Richard Slee
Array, 2012
Glazed ceramic
Hospital Corridor
5th Floor
In Array, Slee has developed a site specific installation of fourteen unique ceramic mountains which graduate from blue to red along the length of the corridor. Slee’s installation works with the idea of a repeated view passing by as the viewer travels along the corridor.
Array refers to a symbolic, Technicolour version of nature with bold colour and uniform outline. However the surfaces take inspiration from Slee’s childhood rock climbing in Cumbria. The surfaces of the mountains are worked with an imprint of aluminium foil and pieces of wood.
About the artist
Richard Slee (b. 1946, Cumbria, UK) studied ceramics at the Central School of Art & Design (1965–70) and later received his MA from the Royal College of Art (1988). Slee is widely regarded as one of Britain’s leading contemporary ceramic artists, known for his work that challenges conventional boundaries within the ceramic medium.

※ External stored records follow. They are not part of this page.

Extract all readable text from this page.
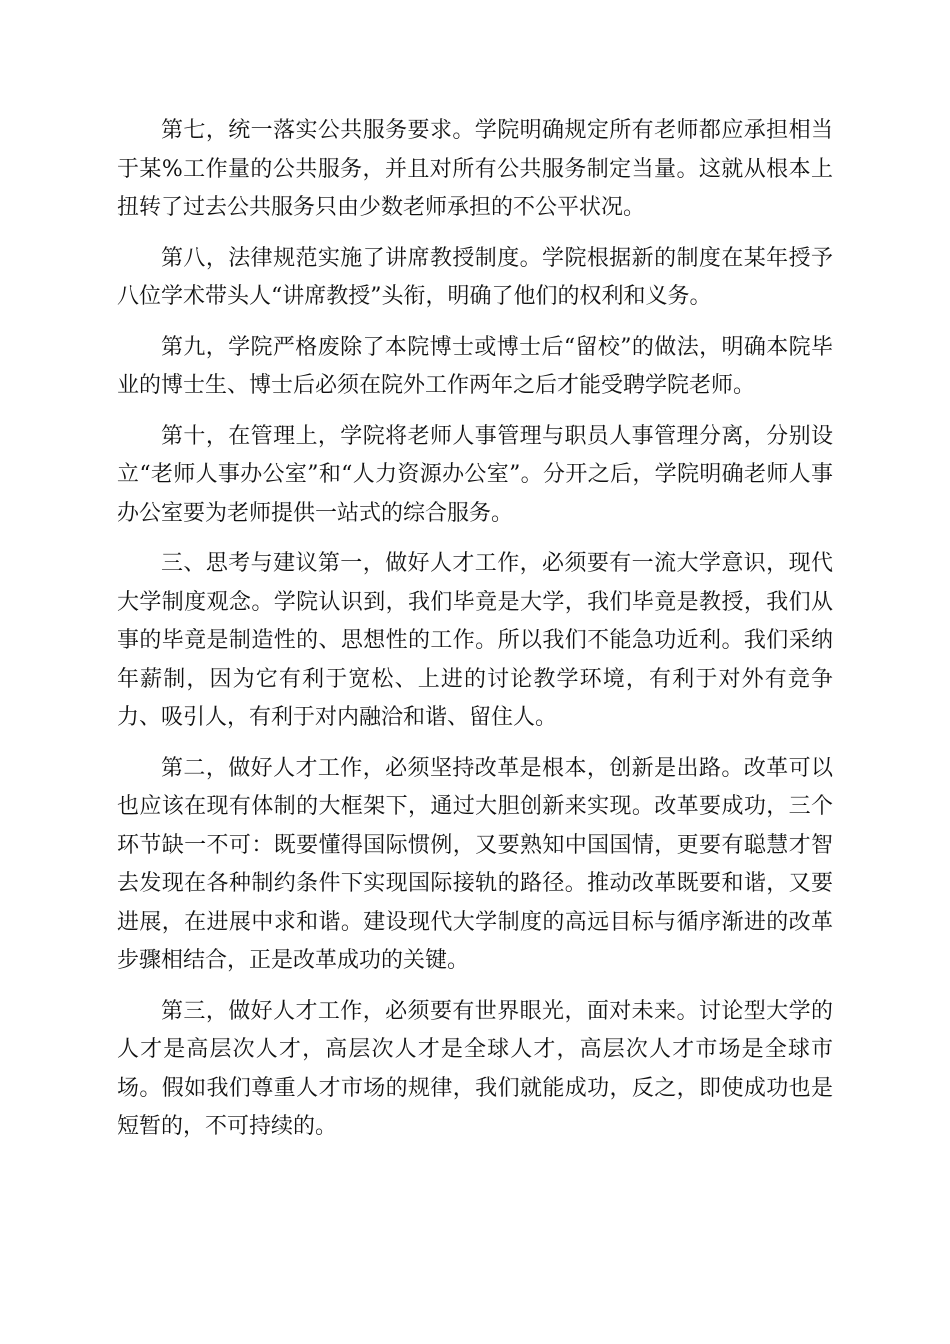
第七，统一落实公共服务要求。学院明确规定所有老师都应承担相当于某%工作量的公共服务，并且对所有公共服务制定当量。这就从根本上扭转了过去公共服务只由少数老师承担的不公平状况。

第八，法律规范实施了讲席教授制度。学院根据新的制度在某年授予八位学术带头人“讲席教授”头衔，明确了他们的权利和义务。

第九，学院严格废除了本院博士或博士后“留校”的做法，明确本院毕业的博士生、博士后必须在院外工作两年之后才能受聘学院老师。

第十，在管理上，学院将老师人事管理与职员人事管理分离，分别设立“老师人事办公室”和“人力资源办公室”。分开之后，学院明确老师人事办公室要为老师提供一站式的综合服务。

三、思考与建议第一，做好人才工作，必须要有一流大学意识，现代大学制度观念。学院认识到，我们毕竟是大学，我们毕竟是教授，我们从事的毕竟是制造性的、思想性的工作。所以我们不能急功近利。我们采纳年薪制，因为它有利于宽松、上进的讨论教学环境，有利于对外有竞争力、吸引人，有利于对内融洽和谐、留住人。

第二，做好人才工作，必须坚持改革是根本，创新是出路。改革可以也应该在现有体制的大框架下，通过大胆创新来实现。改革要成功，三个环节缺一不可：既要懂得国际惯例，又要熟知中国国情，更要有聪慧才智去发现在各种制约条件下实现国际接轨的路径。推动改革既要和谐，又要进展，在进展中求和谐。建设现代大学制度的高远目标与循序渐进的改革步骤相结合，正是改革成功的关键。

第三，做好人才工作，必须要有世界眼光，面对未来。讨论型大学的人才是高层次人才，高层次人才是全球人才，高层次人才市场是全球市场。假如我们尊重人才市场的规律，我们就能成功，反之，即使成功也是短暂的，不可持续的。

Slee’s work transcends the utilitarian origins of ceramics, merging craft with fine art while critically engaging with the history and decorative traditions of the domestic interior. His sculptures often reference eclectic sources from past histories and contemporary culture, offering new interpretations of symbolic and ornamental forms. By working within ceramics, Slee permanently fixes these moments of meaning, but also acknowledges the fluid and contingent nature of their interpretation.
His significant achievements include receiving the Jerwood Applied Arts Prize in 2001 for his contribution to contemporary ceramics. Slee’s work has been exhibited in leading institutions such as the Victoria & Albert Museum, London; Hayward Gallery, London; Tate St Ives, Cornwall; and internationally at venues like the National Museum, Stockholm, and the Museum of Modern Art, Kyoto. His most recent solo exhibition, Richard Slee: Mantlepiece Observations (2021), was held at Bolton Museum, UK. Slee currently lives and works in London.